Tomasz Lepper, syn śp. lidera Samoobrony Andrzeja Leppera, domaga się potężnego odszkodowania od państwa. 46-latek wystosował oficjalne pismo do ministra sprawiedliwości Waldemara Żurka.
Zdaniem Tomasza Leppera jego cała rodzina doznała krzywdy w związku z aferą gruntową z 2007 r. Teraz syn lidera Samoobrony domaga się za to odszkodowania.
Przypomnijmy, że o aferze gruntowej znów zrobiło się głośno w grudniu 2023 r., kiedy sąd prawomocnie skazał Mariusza Kamińskiego i Macieja Wąsika – byłych szefów Centralnego Biura Antykorupcyjnego. Uznał, że doszło do nadużycia władzy podczas operacji wymierzonej w Andrzeja Leppera.

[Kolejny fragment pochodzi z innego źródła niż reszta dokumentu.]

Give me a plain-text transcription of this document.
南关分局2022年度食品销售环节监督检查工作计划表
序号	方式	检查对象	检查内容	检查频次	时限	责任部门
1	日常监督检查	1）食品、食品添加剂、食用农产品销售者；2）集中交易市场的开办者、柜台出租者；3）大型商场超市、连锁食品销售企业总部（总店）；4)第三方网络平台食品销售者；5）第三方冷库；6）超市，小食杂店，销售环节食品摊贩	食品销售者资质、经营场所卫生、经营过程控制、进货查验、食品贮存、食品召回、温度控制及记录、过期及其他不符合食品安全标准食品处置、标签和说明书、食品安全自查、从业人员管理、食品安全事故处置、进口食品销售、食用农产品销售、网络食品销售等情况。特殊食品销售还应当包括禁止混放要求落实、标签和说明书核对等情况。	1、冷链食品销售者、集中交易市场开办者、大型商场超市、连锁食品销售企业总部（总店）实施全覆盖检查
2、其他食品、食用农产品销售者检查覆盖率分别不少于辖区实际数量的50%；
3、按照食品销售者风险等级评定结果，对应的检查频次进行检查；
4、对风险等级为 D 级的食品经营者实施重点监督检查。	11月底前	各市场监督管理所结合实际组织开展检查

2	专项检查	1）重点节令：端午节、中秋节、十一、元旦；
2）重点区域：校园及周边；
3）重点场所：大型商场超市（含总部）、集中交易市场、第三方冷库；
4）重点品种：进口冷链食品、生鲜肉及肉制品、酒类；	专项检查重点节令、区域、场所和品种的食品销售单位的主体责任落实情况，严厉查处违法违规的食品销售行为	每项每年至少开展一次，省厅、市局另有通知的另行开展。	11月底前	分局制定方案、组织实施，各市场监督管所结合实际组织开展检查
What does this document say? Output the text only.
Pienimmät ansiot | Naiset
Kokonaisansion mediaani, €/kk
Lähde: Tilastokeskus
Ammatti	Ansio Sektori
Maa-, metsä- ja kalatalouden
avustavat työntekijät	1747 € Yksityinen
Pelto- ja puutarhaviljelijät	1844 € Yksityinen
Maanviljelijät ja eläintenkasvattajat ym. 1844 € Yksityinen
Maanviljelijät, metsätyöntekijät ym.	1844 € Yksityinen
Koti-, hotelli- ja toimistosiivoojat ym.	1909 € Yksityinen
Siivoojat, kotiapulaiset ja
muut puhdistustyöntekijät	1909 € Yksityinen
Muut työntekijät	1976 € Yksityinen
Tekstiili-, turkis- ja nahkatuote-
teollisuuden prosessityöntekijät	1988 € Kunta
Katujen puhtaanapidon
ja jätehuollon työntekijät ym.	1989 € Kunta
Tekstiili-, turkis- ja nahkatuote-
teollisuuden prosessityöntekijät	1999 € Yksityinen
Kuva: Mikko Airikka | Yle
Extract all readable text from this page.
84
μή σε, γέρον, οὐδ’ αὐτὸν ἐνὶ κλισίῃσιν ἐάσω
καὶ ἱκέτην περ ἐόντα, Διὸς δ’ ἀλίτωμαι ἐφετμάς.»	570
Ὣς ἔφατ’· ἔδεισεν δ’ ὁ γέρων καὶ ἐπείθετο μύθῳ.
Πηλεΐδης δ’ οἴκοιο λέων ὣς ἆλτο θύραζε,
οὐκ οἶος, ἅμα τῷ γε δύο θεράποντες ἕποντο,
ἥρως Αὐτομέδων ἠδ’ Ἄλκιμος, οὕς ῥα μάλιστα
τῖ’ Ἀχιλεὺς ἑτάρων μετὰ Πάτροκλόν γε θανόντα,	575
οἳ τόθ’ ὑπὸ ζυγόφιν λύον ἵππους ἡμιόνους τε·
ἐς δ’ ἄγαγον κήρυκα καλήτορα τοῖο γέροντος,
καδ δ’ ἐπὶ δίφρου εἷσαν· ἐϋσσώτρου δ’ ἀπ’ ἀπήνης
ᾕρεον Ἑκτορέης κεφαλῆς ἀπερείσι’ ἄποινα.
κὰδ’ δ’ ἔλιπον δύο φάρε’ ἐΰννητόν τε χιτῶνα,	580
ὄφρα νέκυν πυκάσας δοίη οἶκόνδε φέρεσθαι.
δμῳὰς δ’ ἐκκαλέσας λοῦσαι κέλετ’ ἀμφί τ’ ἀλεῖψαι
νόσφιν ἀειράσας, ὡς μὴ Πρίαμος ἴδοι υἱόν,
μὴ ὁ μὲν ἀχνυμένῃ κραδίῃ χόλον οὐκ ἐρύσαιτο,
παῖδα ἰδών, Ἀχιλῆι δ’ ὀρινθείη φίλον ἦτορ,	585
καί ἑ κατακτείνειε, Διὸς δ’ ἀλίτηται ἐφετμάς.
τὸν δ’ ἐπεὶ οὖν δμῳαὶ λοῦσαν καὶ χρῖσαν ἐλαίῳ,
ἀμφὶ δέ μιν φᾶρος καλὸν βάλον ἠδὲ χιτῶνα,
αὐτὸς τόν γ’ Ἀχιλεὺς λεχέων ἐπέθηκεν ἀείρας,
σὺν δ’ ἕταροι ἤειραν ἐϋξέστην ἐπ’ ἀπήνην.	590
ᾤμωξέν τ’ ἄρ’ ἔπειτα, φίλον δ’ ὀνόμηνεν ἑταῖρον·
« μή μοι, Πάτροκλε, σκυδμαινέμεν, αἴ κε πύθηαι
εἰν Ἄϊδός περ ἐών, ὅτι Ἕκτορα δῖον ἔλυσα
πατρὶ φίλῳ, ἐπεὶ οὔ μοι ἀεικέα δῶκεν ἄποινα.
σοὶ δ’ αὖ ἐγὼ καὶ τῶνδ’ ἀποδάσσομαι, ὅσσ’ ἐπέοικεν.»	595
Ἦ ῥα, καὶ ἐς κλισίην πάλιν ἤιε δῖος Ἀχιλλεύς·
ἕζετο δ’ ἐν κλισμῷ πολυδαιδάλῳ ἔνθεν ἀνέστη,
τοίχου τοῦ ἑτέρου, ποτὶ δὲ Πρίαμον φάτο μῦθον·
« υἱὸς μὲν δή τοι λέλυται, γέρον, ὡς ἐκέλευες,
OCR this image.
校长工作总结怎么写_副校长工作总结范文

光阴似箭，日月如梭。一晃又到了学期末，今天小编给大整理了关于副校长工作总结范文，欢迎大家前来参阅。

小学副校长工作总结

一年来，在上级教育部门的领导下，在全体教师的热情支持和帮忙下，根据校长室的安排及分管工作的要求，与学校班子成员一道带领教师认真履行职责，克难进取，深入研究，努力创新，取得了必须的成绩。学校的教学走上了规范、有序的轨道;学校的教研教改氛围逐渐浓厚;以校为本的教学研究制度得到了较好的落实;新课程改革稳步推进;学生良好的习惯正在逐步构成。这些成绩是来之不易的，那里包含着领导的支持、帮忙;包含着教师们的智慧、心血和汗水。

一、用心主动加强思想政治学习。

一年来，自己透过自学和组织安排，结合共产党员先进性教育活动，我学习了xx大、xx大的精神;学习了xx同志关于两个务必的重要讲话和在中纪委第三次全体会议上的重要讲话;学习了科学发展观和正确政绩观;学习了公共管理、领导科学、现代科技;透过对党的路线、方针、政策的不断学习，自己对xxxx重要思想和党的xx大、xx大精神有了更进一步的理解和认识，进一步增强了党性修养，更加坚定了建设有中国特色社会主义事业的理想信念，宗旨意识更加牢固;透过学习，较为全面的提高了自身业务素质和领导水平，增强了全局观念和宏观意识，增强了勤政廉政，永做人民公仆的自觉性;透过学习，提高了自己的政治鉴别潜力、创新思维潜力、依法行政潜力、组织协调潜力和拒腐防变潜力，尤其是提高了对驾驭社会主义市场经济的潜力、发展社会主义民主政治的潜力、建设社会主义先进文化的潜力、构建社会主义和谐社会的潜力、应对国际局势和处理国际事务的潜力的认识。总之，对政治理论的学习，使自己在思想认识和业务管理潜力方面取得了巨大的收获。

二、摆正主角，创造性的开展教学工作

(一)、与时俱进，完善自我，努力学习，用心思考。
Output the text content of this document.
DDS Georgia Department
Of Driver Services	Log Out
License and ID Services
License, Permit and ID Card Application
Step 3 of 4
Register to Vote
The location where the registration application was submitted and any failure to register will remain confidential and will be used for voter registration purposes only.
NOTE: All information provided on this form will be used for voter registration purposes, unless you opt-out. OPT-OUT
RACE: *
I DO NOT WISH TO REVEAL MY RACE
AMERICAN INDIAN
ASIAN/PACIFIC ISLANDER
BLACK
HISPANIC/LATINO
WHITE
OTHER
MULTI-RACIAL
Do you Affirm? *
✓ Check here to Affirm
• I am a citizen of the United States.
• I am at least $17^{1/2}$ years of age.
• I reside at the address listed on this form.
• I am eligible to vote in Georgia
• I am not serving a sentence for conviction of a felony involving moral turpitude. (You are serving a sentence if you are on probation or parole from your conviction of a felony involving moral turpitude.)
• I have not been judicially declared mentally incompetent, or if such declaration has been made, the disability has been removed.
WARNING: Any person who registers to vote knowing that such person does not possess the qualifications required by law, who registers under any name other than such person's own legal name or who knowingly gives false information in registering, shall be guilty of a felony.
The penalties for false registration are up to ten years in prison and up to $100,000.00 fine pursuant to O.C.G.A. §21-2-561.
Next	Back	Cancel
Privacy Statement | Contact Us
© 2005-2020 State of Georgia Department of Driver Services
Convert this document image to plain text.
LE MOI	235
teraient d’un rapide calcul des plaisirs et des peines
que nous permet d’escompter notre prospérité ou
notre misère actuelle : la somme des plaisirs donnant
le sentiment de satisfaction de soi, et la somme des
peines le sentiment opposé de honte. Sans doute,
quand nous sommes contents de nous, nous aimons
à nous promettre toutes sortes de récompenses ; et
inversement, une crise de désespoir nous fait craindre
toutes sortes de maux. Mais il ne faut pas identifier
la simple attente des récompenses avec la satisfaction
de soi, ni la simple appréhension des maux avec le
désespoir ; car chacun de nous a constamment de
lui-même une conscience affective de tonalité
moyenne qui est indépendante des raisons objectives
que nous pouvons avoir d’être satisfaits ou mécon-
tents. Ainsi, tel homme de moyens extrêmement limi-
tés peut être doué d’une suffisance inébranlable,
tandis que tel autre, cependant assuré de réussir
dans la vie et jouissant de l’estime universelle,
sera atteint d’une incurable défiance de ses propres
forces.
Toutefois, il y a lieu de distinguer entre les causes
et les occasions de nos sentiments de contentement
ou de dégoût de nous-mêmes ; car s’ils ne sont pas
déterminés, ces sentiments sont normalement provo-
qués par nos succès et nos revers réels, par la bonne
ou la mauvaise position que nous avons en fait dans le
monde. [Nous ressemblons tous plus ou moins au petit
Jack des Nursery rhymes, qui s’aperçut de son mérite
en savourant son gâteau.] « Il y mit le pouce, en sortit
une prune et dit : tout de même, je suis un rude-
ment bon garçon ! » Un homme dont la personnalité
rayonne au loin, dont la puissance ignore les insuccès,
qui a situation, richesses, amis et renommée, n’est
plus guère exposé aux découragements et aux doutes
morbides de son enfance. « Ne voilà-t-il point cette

Z ustaleń sądu wynika, że podczas tej akcji dochodziło do podrabiania dokumentów, które miały posłużyć do zorganizowania prowokacji wymierzonej w ówczesnego wicepremiera i ministra rolnictwa. Kamiński i Wąsik trafili do zakładu karnego, jednak ostatecznie, po niedługim czasie, zostali ułaskawieni przez prezydenta Andrzeja Dudę.
Ostatecznego rozstrzygnięcia sprawy nie doczekał Andrzej Lepper, który był w niej pokrzywdzonym. Polityk zmarł w niejasnych okolicznościach w 2011 r. Teraz jego syn chce walczyć o zadośćuczynienie dla rodziny.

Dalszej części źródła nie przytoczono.